Tout le monde à bord!
Les bateaux en forme de jonques de Madame Vinh, malgré leur modestie, sont toutefois équipés de toutes les commodités, incluant douches et couchettes, et garantissent un certain niveau de confort. Ils comportent entre cinq et douze couchettes selon les bateaux, répondant ainsi aux normes de sécurité du pays. Nous embarquons sur le Bassac II, l'un des plus petits bateaux comprenant cinq couchettes.
Le port d'attache est situé à Can Thô, une petite ville du Sud-Est installée sur le delta du Mékong. L'objectif du voyage sur le Bassac II est de descendre ce fleuve mythique durant trois jours afin d'y découvrir l'effervescence du commerce qui s'y déroule, mais aussi de s'arrêter en égrainant le temps, pour admirer la faune et la flore locale. Et, évidemment, de participer à la vie active des gens du Mékong. Chaque minute est pur émerveillement. On a l'impression de vivre ce que devait être la vie partout avant que le modernisme n'envahisse notre civilisation. Au fur et à mesure de notre périple, nous rencontrons une multitude d'embarcations qui transportent de tout.

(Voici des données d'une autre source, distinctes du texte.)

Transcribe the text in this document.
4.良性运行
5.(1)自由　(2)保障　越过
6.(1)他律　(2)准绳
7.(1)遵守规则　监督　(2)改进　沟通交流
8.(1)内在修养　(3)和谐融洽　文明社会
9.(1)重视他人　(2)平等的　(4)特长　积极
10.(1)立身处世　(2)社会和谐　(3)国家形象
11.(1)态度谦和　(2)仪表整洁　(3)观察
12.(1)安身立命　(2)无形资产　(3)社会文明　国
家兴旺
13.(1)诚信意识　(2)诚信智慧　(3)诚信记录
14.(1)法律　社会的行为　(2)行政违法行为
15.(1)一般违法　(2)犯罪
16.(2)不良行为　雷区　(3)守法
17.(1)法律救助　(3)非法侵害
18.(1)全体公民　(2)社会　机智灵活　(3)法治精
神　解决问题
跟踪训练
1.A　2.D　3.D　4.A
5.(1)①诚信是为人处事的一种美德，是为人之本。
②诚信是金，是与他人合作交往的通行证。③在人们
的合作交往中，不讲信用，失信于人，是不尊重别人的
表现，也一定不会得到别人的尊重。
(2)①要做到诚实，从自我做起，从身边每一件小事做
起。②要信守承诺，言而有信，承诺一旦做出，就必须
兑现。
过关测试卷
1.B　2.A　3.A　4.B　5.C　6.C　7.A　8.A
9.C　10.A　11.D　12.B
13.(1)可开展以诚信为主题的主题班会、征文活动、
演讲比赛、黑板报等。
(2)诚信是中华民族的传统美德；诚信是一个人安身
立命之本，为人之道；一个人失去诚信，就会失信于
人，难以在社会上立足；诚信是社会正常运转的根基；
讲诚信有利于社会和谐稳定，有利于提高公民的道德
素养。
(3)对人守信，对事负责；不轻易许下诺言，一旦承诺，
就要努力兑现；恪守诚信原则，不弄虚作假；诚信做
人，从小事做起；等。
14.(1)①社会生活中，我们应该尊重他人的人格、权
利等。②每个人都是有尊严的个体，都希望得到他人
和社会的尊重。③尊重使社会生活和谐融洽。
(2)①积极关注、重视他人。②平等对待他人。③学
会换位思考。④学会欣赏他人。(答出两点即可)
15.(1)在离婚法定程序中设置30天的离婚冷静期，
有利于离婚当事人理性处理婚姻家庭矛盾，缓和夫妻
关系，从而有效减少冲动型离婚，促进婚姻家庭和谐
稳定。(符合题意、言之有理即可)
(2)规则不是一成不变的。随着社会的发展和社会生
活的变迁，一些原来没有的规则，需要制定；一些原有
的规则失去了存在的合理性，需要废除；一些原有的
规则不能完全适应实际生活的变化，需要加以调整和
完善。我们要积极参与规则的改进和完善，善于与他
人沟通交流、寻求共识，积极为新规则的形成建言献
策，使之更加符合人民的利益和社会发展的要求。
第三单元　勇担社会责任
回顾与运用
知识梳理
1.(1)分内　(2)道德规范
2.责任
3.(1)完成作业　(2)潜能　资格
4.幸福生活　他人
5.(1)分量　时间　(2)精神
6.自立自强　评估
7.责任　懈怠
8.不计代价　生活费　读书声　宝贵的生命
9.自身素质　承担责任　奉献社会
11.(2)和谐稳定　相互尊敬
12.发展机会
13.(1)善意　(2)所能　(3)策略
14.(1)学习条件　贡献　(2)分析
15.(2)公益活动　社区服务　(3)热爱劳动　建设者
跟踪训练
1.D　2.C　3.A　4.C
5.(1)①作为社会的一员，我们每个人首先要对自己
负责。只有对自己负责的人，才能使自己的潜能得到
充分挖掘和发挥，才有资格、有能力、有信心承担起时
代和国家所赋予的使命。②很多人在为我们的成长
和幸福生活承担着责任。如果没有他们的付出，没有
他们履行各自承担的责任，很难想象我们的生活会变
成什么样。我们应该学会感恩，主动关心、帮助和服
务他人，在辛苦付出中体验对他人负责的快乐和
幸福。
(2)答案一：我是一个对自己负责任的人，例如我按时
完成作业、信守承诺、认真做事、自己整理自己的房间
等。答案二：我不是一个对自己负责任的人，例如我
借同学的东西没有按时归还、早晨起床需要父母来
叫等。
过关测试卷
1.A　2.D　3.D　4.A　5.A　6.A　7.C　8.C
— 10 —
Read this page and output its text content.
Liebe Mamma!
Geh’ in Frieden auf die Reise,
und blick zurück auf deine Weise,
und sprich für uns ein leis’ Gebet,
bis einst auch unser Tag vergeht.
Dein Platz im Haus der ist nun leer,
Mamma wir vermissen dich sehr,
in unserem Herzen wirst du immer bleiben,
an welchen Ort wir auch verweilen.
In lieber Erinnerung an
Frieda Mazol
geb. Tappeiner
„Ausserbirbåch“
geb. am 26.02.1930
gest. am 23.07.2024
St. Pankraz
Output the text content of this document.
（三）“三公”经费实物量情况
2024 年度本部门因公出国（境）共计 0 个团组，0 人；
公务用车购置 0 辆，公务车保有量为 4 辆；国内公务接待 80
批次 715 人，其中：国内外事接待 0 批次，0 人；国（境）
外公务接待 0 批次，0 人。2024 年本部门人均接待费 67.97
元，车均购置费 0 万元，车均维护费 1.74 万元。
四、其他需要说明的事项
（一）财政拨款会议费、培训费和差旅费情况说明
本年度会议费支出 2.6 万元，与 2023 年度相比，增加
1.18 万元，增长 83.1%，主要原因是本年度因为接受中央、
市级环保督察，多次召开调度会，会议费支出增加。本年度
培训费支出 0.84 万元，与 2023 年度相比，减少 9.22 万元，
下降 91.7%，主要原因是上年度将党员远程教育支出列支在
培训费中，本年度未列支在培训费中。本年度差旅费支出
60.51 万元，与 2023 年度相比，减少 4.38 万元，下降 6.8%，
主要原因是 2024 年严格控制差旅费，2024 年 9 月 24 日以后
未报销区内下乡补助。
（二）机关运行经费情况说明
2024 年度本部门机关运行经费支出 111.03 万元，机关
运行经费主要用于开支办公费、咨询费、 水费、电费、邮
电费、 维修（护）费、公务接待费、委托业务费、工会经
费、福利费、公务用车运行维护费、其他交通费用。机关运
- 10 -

Fruits et légumes récoltés en amont ou péniches à fond plat contenant des chargements de bambou, ce bois magique qui sert autant à la construction qu'à la fabrication de nasses ou de paniers. Vers quatorze heures, tandis que le soleil brille de tous ses feux, l'équipage organise une escale afin de découvrir une plantation de durians. Ce fruit acidulé des Chinois à l'odeur fétide et interdit de présence à bord des autobus ou dans les hôtels attire néanmoins les gourmets par sa finesse et son goût, à mi-chemin entre ceux de la banane, du litchi et de la mangue. Rien pour me faire fuir, bien au contraire, car nous décidons d'un commun accord avec Ann Vinh de cuisiner le durian sur le bateau, sans savoir encore ce que je pourrai bien faire de ce fruit.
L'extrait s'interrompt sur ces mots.